Dal primo giorno, e le numerose lettere da me scritte ne sono una prova inconfutabile, ho sempre detto che non mi sarei sottratto a nessuna responsabilità, ma che se qualche responsabilità mi si fosse voluta addebitare, essa avrebbe dovuto essere contestata nelle sedi opportune. Perché questa è la differenza tra lo stato di diritto e il far west in cui impera la calunnia e l’insinuazione.

Questo è quanto non posso che ribadire in questa sede. Se qualche responsabilità mi si vuole addebitare, non c’è bisogno di percorrere vie traverse. E’ sufficiente chiamarmi a rispondere.

Come scrissi nella mia lettera di insediamento da Dirigente del Tribunale, nutro un affetto e una riconoscenza sincera nei confronti della Repubblica di San Marino, maturati specialmente come componente del Collegio Garante, prima, e come Presidente dopo. Continuo a ritenere che rimango molto più in debito che in credito verso il Paese.

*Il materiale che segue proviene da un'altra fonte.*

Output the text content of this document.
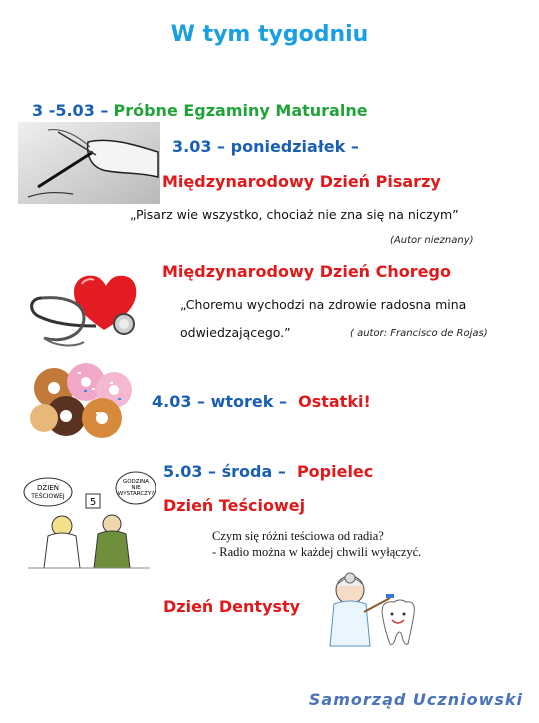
W tym tygodniu
3 -5.03 – Próbne Egzaminy Maturalne
3.03 – poniedziałek –
Międzynarodowy Dzień Pisarzy
„Pisarz wie wszystko, chociaż nie zna się na niczym”
(Autor nieznany)
Międzynarodowy Dzień Chorego
„Choremu wychodzi na zdrowie radosna mina
odwiedzającego.”	( autor: Francisco de Rojas)
4.03 – wtorek – Ostatki!
5.03 – środa – Popielec
DZIEŃ
TEŚCIOWEJ
GODZINA
NIE
WYSTARCZY?
5	Dzień Teściowej
Czym się różni teściowa od radia?
- Radio można w każdej chwili wyłączyć.
Dzień Dentysty
Samorząd Uczniowski
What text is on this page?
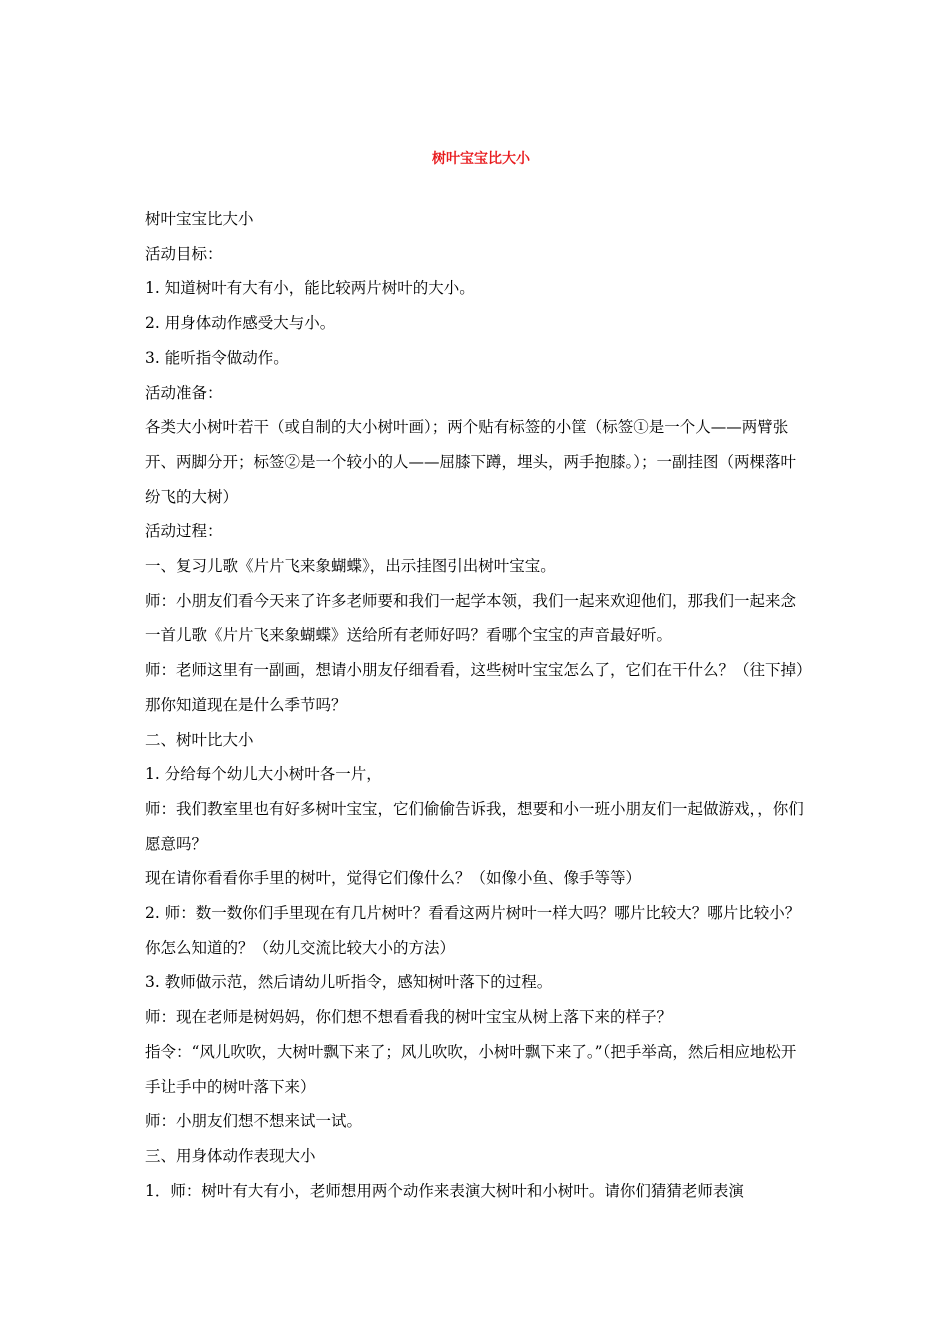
树叶宝宝比大小

树叶宝宝比大小

活动目标：

1. 知道树叶有大有小，能比较两片树叶的大小。

2. 用身体动作感受大与小。

3. 能听指令做动作。

活动准备：

各类大小树叶若干（或自制的大小树叶画）；两个贴有标签的小筐（标签①是一个人——两臂张开、两脚分开；标签②是一个较小的人——屈膝下蹲，埋头，两手抱膝。）；一副挂图（两棵落叶纷飞的大树）

活动过程：

一、复习儿歌《片片飞来象蝴蝶》，出示挂图引出树叶宝宝。

师：小朋友们看今天来了许多老师要和我们一起学本领，我们一起来欢迎他们，那我们一起来念一首儿歌《片片飞来象蝴蝶》送给所有老师好吗？看哪个宝宝的声音最好听。

师：老师这里有一副画，想请小朋友仔细看看，这些树叶宝宝怎么了，它们在干什么？（往下掉）那你知道现在是什么季节吗？

二、树叶比大小

1. 分给每个幼儿大小树叶各一片，

师：我们教室里也有好多树叶宝宝，它们偷偷告诉我，想要和小一班小朋友们一起做游戏，，你们愿意吗？

现在请你看看你手里的树叶，觉得它们像什么？（如像小鱼、像手等等）

2. 师：数一数你们手里现在有几片树叶？看看这两片树叶一样大吗？哪片比较大？哪片比较小？你怎么知道的？（幼儿交流比较大小的方法）

3. 教师做示范，然后请幼儿听指令，感知树叶落下的过程。

师：现在老师是树妈妈，你们想不想看看我的树叶宝宝从树上落下来的样子？

指令：“风儿吹吹，大树叶飘下来了；风儿吹吹，小树叶飘下来了。”（把手举高，然后相应地松开手让手中的树叶落下来）

师：小朋友们想不想来试一试。

三、用身体动作表现大小

1．师：树叶有大有小，老师想用两个动作来表演大树叶和小树叶。请你们猜猜老师表演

Ho avuto l’opportunità di seguire e concorrere all’impegnativo sforzo compiuto dalle istituzioni della Repubblica negli ultimi anni, per procedere sulla strada delle grandi liberal-democrazie, tipiche del costituzionalismo e dello Stato di diritto, equilibrando il peso reciproco dei differenti poteri dello Stato.

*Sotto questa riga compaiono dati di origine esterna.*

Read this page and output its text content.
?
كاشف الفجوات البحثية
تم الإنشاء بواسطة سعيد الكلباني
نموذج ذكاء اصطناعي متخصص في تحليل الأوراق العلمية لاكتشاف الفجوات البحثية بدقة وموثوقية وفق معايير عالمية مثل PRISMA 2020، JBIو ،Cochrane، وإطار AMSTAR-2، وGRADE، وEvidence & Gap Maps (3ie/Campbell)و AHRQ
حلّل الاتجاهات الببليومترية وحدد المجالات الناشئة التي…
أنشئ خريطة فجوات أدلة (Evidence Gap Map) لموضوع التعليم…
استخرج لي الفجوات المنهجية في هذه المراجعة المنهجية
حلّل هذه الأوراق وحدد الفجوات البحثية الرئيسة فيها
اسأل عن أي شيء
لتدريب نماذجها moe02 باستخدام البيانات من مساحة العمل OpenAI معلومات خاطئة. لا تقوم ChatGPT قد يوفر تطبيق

E non penserei mai, nemmeno in questa occasione, e malgrado le somiglianze oggettive, che si possano mai adottare metodi tipici degli stati autoritari in cui le personalità scomode vengono colpite nella dimensione privata (quale che essa sia) non potendosi abbatterle sotto il profilo della funzione pubblica da essi ricoperta.

Ma proprio perché non credo questo, non posso cedere al rischio che qualcuno pensi che io mi voglia sottrarre, nelle sedi opportune, a possibili contestazioni legittime (anche se infondate) del mio operato, fuggendo solo per qualche disagio determinatosi nella mia sfera privata.

Gli strumenti per sindacare il mio operato come Dirigente sono molteplici e a tutti noti, benché – mi  corre l’obbligo di ricordarlo – nell’occasione delle mai provate accuse su di una mia presunta incompatibilità, sia stato io stesso, dopo mesi di illazioni, a dover suggerire la strada su come compiere un accertamento nei miei confronti nelle sedi opportune con le garanzie dello stato di diritto.

Quanto alla delibera dalla quale questa mia lettera è scaturita, confido che gli organi politici possano, magari suffragati dall’ausilio consultivo degli organi tecnici come l’avvocatura dello Stato, cogliere i numerosi vizi di legittimità in cui tale procedimento di autotutela è incorso. Vizi che, per la natura di questo scritto non intendo articolare in questa sede, ma che, perché queste mie affermazioni non appaiano esse stesse mere illazioni, mi riservo di esternare in altre sedi.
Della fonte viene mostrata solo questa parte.